Hi,
I’ve been reading some of the SVI literature to get a better intuition of best practices in SVI model implementation, and have some (simple?) questions. Not sure if anyone knows the answer to these?
-
The literature seems to suggest that whenever the joint variational distribution of latents has even one latent variable that is discrete (i.e., not reparameterizable), then we have to use the REINFORCE/high variance ELBO gradient and are no longer using the reparameterization trick on even the Gaussian latents in the joint? Or am I misreading that?
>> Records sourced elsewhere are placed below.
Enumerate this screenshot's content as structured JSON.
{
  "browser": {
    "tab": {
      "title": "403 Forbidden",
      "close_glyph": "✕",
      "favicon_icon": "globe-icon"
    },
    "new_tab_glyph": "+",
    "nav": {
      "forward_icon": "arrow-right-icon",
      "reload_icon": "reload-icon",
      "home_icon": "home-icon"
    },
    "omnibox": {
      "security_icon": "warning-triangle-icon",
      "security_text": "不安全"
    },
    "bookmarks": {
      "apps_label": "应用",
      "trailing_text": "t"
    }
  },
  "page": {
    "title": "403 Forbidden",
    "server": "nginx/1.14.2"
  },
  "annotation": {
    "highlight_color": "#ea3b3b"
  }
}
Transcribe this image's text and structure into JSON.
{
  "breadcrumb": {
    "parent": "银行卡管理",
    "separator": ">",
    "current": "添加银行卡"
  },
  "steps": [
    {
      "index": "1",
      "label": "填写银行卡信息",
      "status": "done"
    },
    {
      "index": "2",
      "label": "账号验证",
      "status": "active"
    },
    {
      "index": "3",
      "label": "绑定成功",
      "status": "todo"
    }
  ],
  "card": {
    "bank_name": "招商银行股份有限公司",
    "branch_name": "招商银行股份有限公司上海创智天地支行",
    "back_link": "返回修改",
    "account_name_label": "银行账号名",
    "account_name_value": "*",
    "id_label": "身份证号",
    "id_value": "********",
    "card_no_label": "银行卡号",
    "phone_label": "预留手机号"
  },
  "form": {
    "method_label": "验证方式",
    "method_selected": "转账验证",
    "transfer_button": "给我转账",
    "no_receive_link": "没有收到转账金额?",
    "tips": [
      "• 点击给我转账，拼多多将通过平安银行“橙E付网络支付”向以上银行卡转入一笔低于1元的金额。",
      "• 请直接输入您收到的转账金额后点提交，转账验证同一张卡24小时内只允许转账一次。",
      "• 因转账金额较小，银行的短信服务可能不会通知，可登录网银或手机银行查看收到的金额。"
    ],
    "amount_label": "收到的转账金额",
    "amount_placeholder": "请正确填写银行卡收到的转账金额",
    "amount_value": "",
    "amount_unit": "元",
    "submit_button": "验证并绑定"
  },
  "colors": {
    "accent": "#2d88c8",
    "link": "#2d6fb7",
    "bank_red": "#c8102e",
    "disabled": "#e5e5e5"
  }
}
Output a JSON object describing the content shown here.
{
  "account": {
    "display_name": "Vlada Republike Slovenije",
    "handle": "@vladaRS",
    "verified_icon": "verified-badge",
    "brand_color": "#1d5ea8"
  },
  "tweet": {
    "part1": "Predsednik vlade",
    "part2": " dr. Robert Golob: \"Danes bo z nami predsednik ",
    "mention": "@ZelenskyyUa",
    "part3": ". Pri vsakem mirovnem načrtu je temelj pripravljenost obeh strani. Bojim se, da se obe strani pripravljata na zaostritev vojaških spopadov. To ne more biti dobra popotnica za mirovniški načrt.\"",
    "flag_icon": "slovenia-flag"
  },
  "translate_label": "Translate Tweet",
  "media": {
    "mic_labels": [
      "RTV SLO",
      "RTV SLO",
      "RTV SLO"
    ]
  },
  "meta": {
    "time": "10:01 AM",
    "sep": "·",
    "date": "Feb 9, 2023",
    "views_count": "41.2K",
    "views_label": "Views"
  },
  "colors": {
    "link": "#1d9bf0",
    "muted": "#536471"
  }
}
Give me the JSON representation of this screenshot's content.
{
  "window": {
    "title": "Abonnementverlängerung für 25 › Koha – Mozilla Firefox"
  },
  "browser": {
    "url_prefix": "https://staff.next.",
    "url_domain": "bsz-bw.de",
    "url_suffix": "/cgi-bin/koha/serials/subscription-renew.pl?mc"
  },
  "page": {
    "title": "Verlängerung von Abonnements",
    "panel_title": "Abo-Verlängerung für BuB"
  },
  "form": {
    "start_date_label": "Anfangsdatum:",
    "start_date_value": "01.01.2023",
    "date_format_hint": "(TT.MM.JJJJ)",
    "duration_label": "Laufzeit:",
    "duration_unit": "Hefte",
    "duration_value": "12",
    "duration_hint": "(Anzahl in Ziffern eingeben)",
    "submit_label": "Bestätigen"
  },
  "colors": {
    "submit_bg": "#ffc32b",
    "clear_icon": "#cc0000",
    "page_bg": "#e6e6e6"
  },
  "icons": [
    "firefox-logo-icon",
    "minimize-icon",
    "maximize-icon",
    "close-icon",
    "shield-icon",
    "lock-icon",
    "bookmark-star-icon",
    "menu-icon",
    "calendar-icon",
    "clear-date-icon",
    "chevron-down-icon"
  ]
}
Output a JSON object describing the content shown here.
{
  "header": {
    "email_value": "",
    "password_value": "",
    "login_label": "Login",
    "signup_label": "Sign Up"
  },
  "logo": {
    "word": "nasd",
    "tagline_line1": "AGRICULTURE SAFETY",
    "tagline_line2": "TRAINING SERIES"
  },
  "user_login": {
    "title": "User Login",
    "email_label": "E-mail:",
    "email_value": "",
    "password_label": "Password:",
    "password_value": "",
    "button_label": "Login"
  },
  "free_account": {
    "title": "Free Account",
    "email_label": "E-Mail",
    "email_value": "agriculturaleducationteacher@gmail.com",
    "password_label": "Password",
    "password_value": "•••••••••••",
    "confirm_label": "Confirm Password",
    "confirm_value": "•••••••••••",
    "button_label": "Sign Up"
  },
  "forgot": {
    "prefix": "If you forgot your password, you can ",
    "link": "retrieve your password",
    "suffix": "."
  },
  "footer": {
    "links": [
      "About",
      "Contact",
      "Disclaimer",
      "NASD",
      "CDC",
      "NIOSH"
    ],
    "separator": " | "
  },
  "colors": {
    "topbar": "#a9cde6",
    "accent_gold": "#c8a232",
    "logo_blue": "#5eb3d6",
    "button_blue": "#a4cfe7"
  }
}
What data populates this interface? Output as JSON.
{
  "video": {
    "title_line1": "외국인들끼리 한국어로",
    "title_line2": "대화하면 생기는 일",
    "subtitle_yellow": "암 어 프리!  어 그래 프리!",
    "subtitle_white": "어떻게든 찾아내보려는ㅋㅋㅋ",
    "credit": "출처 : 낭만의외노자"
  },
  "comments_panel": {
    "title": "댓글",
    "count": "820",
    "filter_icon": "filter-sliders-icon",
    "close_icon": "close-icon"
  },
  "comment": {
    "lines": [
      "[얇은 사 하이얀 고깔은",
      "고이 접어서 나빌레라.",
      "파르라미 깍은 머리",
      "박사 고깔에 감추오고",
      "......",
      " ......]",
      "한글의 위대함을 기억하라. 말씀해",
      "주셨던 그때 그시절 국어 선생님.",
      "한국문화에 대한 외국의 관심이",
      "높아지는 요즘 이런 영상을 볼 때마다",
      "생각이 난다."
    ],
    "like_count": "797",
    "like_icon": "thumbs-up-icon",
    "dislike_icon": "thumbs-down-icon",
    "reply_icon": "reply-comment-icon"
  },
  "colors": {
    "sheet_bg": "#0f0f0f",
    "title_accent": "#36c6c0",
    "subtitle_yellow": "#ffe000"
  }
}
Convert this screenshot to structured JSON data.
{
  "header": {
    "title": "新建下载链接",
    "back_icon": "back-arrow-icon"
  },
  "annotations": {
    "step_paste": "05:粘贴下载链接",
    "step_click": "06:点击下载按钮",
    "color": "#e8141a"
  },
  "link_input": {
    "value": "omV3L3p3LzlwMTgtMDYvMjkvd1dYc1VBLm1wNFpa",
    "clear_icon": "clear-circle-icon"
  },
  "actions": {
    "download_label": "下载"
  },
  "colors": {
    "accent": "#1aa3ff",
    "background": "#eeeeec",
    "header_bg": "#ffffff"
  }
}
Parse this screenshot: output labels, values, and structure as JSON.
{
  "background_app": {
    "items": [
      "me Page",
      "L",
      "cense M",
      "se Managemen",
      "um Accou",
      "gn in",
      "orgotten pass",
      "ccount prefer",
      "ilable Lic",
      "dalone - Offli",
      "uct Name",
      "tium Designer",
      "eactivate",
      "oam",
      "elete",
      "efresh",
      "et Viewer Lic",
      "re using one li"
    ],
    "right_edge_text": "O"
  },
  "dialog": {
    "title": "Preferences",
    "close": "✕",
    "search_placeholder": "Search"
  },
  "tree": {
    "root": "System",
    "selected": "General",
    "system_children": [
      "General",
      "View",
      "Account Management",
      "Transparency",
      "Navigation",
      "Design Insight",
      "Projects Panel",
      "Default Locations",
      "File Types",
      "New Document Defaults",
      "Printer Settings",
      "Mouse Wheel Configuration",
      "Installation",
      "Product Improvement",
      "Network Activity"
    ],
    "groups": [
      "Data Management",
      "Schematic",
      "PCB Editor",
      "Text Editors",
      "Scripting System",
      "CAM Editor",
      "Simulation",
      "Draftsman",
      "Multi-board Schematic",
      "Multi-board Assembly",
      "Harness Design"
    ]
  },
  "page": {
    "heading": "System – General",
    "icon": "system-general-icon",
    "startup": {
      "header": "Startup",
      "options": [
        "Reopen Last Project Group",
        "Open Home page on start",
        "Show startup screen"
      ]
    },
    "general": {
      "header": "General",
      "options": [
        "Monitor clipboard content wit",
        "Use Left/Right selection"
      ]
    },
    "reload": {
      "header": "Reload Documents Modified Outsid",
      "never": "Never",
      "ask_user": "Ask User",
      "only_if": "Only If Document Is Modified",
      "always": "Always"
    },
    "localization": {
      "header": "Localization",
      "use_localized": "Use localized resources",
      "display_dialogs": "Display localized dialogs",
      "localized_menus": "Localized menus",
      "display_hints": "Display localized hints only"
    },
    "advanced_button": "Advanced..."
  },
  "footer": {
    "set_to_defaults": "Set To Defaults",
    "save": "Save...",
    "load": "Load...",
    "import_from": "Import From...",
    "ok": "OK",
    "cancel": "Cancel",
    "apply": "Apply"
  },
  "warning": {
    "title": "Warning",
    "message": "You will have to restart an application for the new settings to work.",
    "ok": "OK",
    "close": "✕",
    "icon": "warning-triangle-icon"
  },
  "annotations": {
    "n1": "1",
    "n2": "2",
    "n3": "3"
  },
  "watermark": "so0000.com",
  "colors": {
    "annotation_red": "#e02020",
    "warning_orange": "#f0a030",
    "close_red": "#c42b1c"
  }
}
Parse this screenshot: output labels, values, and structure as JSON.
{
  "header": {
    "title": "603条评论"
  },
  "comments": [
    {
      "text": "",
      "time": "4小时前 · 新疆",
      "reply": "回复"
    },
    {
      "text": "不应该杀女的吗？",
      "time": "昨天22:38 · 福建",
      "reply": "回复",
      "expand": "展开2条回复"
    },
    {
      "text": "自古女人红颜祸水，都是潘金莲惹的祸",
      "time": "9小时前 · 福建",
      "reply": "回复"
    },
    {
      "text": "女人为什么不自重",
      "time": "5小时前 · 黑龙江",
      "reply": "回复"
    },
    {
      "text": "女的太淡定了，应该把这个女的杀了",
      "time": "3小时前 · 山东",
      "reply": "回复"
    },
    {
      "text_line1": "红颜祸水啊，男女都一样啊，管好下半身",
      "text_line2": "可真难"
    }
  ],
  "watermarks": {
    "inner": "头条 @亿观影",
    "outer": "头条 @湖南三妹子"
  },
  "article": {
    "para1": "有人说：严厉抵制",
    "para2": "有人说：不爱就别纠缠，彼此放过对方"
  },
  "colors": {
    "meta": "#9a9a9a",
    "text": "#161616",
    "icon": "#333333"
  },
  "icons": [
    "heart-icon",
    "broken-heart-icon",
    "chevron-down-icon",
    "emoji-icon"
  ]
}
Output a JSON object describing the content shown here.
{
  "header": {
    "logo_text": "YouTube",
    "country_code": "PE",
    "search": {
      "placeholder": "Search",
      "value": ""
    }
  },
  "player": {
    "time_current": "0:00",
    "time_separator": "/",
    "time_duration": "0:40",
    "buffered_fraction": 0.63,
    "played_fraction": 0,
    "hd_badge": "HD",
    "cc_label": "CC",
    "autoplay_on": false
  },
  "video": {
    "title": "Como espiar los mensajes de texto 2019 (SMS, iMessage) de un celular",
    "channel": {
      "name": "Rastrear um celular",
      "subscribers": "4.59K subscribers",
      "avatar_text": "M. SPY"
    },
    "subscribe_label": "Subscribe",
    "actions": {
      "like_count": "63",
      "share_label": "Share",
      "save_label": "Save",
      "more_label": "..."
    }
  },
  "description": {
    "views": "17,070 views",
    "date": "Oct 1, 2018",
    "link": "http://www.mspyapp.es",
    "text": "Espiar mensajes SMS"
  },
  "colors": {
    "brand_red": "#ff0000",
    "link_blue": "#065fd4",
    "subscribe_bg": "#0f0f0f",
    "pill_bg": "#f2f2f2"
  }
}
The chain rule doesn’t let us at least reparameterize just the continuous latents?
-
Since Rao-Blackwellization seems to essentially take the general ELBO gradient formula and iteratively go through each element in the gradient to use only the subset of latents that depend on that element… then a fully mean-field factorization of the joint would seemingly take full advantage of this since none of the other latents would depend on any of the other latents (so you could remove the maximum amount of terms). Is that correct?
-
Related to #2. However, Pyro’s Trace_ELBO (and possible TraceGraph_ELBO?) seems to require pyro.plate to use Rao-Blackwellization… but surely the latents can be completely mean-field factorized/independent without using plate, right? For example, two regression coefficients in the guide from separate univariate Gaussians (or even possibly a multivariate with diagonal covariance) are independent and that isn’t expressed with a pyro.plate. So would TraceGraph_ELBO be able to take advantage of that independency structure in the latents without pyro.plate (or does it still need pyro.plate)? Or am I misunderstanding how Rao-Blackwellization is working? (entirely possible, lol)
Thanks for any insight/help anyone can provide. I’m not the most adept at math and some of the literature I was reading was very math heavy, so not sure if I’ve been misreading/misunderstanding some things.